I was awoken from my state of shock by my Dad calling for dinner. I said goodbye to Him, hung up the phone, and sat down for dinner. I didn't eat anything or say anything. My Dad could tell something was wrong, but he didn't ask about it. And for that I was grateful.

For months, we worked through all of his problems together. I paid more attention to how he felt and to what was going on in his life. But, in doing so, I neglected myself and my own life. My Mom was still away, and I often went two months without hearing a word from her. I was miserable in school and had no real friends. I hadn't told anyone about anything that had happened with His suicide attempt. I was depressed and reclussive, but I refused to address it. My classmates, my teachers, and my family would ask me what was wrong, and I would deny that anything was. I told them they just didn't know me, and couldn't see that I was perfectly fine. I covered up the pain. Nobody could know that I was as was just as depressed as He had been.

There were many nights I contemplated the End. The only thing that kept me from taking my life was thinking about my Mom. I wanted to see her come back. I wanted to hug her and talk to her. I wanted to see her smile and hear her laugh. I wanted her to have someone to come home to.


It took me many months of therapy, but I learned how to control my depression and my anxiety; moreover, I learned that it was okay to let myself be helped. Humans are flawed, we bend and we break. We lose our way. Sometimes, a little help can make the difference between true happiness and depression.

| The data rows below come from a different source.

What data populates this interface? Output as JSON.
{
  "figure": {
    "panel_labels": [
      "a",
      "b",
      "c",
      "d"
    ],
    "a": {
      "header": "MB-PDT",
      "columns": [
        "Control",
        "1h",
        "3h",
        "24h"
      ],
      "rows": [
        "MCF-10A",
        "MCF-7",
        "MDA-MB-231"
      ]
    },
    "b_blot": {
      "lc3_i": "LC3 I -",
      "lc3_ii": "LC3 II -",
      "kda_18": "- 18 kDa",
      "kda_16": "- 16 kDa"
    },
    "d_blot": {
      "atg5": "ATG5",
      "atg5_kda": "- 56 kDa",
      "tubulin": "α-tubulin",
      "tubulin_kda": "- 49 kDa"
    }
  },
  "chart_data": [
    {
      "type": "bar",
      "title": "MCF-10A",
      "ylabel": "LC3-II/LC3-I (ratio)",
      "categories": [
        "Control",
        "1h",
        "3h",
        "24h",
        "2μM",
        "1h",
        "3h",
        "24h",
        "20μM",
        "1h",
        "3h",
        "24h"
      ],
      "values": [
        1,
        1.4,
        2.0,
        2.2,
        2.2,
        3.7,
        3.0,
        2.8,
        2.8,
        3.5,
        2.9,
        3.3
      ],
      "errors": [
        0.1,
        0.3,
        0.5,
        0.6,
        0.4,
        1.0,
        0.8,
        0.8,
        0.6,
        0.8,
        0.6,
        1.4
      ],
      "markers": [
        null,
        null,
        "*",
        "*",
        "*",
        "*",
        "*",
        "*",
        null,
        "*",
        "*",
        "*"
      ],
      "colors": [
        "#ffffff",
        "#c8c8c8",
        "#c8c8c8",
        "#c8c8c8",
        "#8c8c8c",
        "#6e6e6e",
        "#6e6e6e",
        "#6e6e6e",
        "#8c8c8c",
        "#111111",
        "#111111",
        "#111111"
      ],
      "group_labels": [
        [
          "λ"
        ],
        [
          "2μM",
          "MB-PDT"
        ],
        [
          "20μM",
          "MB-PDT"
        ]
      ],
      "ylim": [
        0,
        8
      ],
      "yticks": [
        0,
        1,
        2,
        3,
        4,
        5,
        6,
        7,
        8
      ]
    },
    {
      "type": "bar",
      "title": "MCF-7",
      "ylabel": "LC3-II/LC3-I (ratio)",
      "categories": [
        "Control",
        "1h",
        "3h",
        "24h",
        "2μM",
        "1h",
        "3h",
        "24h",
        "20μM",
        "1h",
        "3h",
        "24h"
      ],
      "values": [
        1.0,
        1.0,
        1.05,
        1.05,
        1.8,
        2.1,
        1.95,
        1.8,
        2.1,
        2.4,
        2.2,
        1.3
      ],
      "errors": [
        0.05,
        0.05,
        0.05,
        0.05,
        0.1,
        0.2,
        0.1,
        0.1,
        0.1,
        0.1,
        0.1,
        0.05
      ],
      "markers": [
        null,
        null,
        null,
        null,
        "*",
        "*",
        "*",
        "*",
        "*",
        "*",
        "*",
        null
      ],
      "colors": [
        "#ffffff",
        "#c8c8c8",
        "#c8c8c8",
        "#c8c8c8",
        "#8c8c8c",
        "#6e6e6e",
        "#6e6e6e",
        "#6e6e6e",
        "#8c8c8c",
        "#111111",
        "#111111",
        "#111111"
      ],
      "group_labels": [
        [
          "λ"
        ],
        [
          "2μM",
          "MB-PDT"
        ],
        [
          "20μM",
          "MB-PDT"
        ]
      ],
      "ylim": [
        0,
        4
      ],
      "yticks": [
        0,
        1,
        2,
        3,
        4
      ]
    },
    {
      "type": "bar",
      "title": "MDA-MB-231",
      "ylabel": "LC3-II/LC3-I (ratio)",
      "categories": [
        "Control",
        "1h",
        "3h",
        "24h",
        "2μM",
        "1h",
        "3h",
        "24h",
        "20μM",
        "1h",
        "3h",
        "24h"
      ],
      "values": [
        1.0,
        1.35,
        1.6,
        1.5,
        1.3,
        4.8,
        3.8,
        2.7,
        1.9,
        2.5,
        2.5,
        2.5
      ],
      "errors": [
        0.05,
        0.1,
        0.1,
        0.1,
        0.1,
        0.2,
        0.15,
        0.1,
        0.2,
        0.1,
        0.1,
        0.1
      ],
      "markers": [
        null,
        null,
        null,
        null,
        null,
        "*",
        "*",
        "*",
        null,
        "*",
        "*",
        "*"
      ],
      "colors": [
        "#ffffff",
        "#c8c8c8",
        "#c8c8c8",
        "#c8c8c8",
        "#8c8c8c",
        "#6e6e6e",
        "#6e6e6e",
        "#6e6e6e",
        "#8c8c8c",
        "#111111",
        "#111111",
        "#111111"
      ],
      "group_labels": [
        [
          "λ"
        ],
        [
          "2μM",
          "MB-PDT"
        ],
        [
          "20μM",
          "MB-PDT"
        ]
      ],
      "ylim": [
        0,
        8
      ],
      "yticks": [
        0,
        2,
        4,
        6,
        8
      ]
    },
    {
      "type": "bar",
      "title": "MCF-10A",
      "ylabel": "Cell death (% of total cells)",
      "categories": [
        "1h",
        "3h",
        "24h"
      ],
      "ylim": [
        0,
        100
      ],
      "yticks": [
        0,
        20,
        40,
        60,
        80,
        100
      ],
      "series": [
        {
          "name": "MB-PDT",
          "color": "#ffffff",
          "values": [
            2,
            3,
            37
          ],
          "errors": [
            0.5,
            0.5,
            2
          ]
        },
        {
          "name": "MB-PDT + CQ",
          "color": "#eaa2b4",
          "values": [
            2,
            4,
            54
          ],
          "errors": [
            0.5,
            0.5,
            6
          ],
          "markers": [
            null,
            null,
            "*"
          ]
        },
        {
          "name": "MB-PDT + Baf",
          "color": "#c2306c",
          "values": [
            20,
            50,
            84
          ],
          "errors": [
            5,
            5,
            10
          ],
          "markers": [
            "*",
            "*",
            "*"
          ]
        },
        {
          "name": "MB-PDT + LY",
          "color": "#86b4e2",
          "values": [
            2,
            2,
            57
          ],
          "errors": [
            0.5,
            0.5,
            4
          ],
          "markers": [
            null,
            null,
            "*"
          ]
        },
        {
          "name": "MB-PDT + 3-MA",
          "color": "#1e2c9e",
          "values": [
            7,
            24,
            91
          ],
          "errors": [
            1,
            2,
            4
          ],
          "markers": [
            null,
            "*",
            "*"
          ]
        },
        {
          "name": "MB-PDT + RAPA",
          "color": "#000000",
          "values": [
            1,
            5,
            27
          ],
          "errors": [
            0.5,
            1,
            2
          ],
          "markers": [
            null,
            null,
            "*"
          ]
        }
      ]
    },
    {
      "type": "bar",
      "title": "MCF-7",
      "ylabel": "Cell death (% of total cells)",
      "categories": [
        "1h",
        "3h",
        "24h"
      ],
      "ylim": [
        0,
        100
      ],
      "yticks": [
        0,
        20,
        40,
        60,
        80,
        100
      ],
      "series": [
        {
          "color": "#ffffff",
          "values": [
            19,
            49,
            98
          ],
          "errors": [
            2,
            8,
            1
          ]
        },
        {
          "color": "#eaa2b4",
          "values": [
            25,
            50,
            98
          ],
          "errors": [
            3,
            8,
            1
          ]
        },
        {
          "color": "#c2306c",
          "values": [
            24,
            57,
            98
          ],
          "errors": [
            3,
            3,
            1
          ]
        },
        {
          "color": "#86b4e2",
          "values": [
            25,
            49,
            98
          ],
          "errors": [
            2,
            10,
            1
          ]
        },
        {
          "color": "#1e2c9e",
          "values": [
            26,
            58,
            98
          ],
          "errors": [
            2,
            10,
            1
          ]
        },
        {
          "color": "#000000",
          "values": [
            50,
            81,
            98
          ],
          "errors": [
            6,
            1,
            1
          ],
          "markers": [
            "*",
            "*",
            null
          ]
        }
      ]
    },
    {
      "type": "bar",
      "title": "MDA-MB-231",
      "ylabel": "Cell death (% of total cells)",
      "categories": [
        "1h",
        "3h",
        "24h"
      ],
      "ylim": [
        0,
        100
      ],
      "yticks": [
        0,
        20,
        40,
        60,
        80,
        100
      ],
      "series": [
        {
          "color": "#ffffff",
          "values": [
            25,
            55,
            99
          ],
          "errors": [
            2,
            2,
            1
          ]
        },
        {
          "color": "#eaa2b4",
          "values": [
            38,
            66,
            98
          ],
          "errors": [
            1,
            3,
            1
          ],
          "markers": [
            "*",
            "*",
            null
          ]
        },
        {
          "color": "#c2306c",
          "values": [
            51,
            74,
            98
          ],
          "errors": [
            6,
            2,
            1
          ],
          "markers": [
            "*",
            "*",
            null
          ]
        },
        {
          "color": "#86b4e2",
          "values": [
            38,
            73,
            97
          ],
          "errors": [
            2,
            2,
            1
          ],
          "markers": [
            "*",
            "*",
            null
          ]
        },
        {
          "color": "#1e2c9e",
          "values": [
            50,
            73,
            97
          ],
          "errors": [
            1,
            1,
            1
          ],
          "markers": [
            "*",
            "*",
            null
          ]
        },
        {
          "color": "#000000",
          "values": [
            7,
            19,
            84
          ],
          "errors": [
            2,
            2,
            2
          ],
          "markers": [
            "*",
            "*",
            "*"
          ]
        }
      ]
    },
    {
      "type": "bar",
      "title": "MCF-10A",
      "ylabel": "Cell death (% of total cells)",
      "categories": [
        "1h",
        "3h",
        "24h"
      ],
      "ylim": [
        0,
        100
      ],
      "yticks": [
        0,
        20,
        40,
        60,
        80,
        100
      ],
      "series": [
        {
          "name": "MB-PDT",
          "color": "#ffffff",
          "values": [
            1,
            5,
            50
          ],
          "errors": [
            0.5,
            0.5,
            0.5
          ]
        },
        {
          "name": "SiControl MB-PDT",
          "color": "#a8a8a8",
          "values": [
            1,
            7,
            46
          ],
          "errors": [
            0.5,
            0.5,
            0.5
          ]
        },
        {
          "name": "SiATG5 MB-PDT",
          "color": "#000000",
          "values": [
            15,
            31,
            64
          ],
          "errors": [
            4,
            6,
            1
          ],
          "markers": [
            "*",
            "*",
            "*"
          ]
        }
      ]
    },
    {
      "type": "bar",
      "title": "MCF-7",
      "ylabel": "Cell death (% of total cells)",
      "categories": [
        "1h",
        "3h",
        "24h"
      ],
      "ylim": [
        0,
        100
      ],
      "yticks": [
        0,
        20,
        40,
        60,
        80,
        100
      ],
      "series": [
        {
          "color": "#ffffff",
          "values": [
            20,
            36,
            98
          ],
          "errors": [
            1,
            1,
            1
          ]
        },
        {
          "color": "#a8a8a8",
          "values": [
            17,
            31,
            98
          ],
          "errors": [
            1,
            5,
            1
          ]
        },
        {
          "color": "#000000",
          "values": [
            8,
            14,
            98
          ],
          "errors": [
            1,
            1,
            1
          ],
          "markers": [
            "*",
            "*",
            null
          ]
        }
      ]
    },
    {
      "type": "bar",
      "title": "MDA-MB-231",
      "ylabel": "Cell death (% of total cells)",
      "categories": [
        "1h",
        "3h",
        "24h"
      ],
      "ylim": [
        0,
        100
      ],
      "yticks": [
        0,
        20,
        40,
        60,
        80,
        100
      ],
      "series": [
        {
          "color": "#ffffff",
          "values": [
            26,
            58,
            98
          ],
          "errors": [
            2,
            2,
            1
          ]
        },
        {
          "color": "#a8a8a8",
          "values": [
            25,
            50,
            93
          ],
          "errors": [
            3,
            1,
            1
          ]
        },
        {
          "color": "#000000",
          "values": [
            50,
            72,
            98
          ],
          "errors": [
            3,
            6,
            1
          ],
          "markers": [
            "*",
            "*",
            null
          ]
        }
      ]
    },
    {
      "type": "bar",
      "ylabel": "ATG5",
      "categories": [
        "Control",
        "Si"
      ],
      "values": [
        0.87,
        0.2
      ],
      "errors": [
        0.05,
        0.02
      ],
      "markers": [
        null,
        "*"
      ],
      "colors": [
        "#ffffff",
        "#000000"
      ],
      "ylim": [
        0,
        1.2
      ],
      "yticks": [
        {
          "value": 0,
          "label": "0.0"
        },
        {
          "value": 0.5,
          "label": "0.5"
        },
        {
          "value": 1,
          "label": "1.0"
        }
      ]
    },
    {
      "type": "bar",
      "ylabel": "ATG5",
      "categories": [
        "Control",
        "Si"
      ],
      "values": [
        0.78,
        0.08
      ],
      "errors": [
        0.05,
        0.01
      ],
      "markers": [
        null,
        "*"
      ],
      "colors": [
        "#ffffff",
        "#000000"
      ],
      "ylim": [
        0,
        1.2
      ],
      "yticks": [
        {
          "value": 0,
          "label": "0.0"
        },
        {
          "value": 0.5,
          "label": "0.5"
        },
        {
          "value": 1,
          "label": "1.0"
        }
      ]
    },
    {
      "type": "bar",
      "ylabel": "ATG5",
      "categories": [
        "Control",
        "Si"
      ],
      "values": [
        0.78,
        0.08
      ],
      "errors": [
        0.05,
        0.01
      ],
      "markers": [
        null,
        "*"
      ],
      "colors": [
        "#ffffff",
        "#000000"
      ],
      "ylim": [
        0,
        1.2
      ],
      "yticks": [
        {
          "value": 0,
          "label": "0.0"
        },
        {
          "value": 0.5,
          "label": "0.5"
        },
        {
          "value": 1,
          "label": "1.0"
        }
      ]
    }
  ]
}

And then the moment I thought things were finally on the upturn, the boy I'd loved for more than a year--whose side I had stuck by through a suicide attempt--told me that he was struggling with alcoholism and smoking. Keep in mind that I was only fifteen when this all happened. Before that point in my life, I had never been around someone who smoked, did drugs, or drank. To me, this was a foreign atrocity. It was unthinkable to me that someone my age would be struggling with issues as monumental as these.

Even after the hell I had been through recovering from his problems and mine, I still loved him. But, I knew that he was no good for me and that there was no way I could ever live a life with him in it if I wanted to be happy. So, I told him goodbye.

The school year ended, summer came, and I had finally found some peace. I had a new perspective on life, my Mom came back, He was out of my life and no longer causing me pain, and all of the dead weight that I had been carrying around was gone. I launched myself forward, into my sophomore year. Instead of dwelling on the wreckage of my past and the obstacles underfoot, I looked ahead to college, success, friendships, and living in control of my own life.

We are always told that everything must end, but most of us are still frightened by that idea--the idea that love ends, jobs end, school ends, friendships end, and everything ends. To me, endings aren't so scary now, they are even welcome. Even death, the inevitable ending, doesn't frighten me, whether or not it's my own.